David’s Restraint, Yahweh’s Trap

David’s Restraint, Yahweh’s Trap January 23, 2017

When King Nahash of Ammon dies, David sends his condolences to his son Hanun (1 Chronicles 19). Nahash had shown love-and-loyalty (hesed) to David, so David returns hesed (v. 2). Hanun doesn’t believe it, and the princes (apparently young advisors) stoke up his suspicions (v. 3). David isn’t sending messengers to honor his father but to spy out the land; David obviously thinks that Ammon is vulnerable during its interregnum, that Hanun is just a boy (“tennis balls, my liege”), that he can leverage Nahash’s death to Israel’s advantage.

Hanun has to prove his manhood, and he does it the old-fashioned way, by humiliating other men. Hair is a glory-crown; a man’s hair signifies his manhood. So Hanun shaves David’s messengers. 2 Samuel 10 specifies that Hanun shaves half of the messengers’ beards. The Chronicler is less specific: Hanun simply “shaved them” (v. 4), perhaps from head to toe-hairs. Shaved, the men are feminized, stripped of their male glory. Clothing is also a glory, and for royal messengers clothing would no doubt somehow signify their high status. Hanun strips that glory too, cutting the messengers’ robes up to the hips and sending them back to David bare-bummed (perhaps again a feminization). Hanun can’t believe David the warrior-king of Israel could show kindness and political love. He treats David’s royal messengers as slaves and POWs.

It’s the kind of incident that, still in our high-minded world, becomes an international cause celebre. It’s the kind of things that can spark a shooting war.

Insulted, his hesed greeted with contempt, David . . . does nothing. He sends the messengers to Jericho to wait for their hair to grow back (v. 5), but nothing more. There are no war preparations in Israel, no retribution. David does not return insult for insult, evil for evil. He has had long practice in bearing humiliations and being unjustly mistreated. It’s the story of his life, at least during Saul’s reign.

Hanun could let it go too. After all, he is one-up on David. But he anticipates that David will punish Ammon for the insult, so he hires Aramean mercenaries and besieges Medeba (1 Chronicles 19:6–7), a city in the tribal area of Reuben (Joshua 13:9). This is no longer an insult but an attack, and David responds by sending Joab to liberate the city (1 Chronicles 19:9–10).
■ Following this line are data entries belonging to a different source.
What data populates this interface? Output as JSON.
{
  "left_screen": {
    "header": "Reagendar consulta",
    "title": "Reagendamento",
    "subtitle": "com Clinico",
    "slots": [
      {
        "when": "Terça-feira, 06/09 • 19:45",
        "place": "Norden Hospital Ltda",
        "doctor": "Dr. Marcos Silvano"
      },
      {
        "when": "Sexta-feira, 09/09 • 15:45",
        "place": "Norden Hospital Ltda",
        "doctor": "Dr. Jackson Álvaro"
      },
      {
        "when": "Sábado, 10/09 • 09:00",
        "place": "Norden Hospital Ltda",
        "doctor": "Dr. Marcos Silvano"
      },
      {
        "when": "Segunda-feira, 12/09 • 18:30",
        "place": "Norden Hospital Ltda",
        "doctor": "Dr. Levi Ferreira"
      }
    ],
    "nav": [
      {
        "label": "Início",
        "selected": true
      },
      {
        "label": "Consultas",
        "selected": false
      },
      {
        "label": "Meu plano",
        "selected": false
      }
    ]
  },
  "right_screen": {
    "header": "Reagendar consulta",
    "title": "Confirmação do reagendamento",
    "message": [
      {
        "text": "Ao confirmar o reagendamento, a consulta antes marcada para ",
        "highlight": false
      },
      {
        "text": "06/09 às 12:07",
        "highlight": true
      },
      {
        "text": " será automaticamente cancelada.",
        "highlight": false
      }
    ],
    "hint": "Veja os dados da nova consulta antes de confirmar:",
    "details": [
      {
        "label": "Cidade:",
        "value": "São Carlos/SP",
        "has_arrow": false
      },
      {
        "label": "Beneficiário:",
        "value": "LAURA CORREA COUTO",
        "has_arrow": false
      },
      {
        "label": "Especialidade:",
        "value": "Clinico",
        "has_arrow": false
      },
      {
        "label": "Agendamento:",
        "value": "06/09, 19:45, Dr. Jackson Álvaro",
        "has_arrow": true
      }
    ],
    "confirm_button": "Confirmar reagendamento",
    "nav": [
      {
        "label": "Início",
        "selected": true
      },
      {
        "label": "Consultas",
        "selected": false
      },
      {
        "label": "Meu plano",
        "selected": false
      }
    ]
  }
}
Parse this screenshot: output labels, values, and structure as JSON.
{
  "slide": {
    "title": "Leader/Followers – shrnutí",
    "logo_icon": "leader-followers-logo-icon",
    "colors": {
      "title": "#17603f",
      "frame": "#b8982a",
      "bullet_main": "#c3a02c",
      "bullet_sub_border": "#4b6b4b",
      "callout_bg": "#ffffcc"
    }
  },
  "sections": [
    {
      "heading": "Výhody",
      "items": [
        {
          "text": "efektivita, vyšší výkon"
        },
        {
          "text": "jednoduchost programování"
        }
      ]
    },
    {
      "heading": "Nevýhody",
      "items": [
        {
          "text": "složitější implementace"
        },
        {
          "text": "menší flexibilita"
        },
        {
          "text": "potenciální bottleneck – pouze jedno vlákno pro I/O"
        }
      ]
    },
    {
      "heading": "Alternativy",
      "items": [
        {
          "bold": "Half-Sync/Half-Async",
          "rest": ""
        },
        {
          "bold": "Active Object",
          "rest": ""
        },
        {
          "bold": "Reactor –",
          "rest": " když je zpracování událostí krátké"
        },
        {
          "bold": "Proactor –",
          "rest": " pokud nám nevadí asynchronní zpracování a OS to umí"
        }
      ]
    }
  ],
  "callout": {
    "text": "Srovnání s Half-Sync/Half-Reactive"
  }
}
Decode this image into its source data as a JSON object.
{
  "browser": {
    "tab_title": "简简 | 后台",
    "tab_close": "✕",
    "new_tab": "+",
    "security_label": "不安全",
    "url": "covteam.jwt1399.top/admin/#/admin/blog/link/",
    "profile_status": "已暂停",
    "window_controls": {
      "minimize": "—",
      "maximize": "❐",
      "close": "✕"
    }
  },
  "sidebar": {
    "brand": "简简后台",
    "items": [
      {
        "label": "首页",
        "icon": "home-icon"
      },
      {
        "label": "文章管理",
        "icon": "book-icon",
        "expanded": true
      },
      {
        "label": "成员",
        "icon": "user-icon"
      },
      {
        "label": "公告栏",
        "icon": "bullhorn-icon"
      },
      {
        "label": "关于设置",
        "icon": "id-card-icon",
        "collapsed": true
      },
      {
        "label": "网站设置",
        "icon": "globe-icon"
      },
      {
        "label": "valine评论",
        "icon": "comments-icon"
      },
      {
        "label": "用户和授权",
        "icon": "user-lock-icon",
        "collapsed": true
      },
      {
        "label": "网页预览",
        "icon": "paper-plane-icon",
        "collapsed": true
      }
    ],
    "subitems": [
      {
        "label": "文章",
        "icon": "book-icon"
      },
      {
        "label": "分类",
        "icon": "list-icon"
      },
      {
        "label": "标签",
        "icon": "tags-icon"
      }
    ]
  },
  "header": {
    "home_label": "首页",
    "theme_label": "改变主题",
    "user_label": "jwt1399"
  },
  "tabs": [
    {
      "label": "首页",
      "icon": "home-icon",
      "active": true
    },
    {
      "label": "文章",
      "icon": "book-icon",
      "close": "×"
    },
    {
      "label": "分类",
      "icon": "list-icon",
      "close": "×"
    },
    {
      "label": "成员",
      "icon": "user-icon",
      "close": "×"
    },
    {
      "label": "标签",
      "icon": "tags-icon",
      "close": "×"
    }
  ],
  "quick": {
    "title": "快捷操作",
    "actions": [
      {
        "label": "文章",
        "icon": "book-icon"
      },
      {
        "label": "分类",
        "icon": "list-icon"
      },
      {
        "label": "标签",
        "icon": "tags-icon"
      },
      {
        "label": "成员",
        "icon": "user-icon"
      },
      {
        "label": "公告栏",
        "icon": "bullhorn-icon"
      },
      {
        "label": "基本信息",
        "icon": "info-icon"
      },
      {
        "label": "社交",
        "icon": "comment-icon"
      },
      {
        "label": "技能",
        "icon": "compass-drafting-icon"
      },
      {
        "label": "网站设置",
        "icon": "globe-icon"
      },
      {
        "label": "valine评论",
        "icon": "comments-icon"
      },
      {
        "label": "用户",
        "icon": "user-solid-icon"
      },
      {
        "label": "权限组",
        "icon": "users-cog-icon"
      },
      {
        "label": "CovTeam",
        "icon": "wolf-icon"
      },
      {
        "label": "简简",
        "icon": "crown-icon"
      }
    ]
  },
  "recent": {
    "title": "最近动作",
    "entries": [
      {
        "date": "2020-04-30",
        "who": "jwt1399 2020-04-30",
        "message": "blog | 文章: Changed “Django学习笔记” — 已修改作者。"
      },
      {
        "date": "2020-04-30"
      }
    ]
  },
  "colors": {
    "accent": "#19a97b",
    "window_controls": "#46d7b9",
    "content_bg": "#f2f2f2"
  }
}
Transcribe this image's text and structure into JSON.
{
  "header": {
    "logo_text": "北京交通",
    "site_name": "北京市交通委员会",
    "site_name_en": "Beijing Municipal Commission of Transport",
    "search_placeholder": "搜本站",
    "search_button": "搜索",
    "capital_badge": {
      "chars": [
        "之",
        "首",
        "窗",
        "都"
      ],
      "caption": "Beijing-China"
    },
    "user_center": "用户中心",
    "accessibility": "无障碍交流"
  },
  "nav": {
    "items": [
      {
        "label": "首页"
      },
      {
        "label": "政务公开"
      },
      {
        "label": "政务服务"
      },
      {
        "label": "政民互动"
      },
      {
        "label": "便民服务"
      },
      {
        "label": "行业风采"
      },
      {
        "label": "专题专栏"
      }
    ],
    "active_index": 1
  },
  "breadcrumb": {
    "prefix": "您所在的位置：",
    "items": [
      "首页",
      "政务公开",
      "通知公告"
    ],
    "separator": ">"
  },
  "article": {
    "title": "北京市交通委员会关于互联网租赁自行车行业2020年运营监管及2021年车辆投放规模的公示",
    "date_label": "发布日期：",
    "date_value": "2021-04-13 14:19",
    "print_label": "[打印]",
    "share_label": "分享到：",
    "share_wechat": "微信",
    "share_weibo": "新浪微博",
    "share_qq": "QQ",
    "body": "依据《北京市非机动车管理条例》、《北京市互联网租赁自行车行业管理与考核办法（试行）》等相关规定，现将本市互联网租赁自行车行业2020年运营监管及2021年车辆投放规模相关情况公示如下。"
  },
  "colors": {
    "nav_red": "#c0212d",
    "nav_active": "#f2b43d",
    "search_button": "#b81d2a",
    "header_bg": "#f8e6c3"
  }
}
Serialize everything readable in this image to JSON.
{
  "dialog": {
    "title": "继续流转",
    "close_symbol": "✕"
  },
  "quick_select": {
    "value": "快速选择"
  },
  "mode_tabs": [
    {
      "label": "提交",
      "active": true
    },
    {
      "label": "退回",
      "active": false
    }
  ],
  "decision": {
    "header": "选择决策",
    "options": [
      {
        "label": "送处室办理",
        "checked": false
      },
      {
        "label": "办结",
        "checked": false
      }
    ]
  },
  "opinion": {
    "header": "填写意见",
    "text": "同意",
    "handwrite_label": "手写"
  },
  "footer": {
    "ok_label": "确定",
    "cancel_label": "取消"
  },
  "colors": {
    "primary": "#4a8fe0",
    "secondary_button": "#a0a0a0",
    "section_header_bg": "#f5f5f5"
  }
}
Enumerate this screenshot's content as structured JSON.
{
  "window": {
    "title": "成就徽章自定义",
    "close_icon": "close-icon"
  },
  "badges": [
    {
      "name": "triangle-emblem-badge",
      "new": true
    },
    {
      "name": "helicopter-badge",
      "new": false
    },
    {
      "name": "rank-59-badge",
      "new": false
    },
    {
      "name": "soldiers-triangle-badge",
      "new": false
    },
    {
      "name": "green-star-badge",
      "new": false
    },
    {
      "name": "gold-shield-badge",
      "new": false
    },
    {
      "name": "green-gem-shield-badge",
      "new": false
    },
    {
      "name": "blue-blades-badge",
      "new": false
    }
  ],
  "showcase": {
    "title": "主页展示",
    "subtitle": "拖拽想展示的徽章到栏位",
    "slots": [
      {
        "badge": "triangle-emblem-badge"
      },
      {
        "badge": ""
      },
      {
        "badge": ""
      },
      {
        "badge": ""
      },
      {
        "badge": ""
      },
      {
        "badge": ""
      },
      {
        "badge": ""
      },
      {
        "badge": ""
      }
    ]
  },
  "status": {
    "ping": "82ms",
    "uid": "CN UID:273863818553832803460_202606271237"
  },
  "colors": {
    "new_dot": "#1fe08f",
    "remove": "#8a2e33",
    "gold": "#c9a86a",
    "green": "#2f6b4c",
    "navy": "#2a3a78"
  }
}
Joab wins, David defeats the Arameans in a second battle, and the upshot is an Israelite conquest of the Ammonite city of Rabbah (20:1–3). The story ends with David wearing Hanun’s crown. What Hanun fears, happens, but only because of his own folly. If he had received David’s messengers, if he had not attacked Medeba, the crown would still be his.

David’s kindness and restraint is a trap for the Ammonites. Operating by the code of warrior cultures—defend honor above everything, defend it by shaming others and, if necessary, by killing – they cannot make sense of David’s behavior. David’s un-heroism makes them stumble; they fall into the hole they dug for David.

Meanwhile, David returns kindness for kindness, curbs his passion for revenge, lets things go, and ends up with another crown in his collection. Somebody is defending David’s honor, and but it’s not David.

An assignment: Allegorize and, having allegorized, tropologize.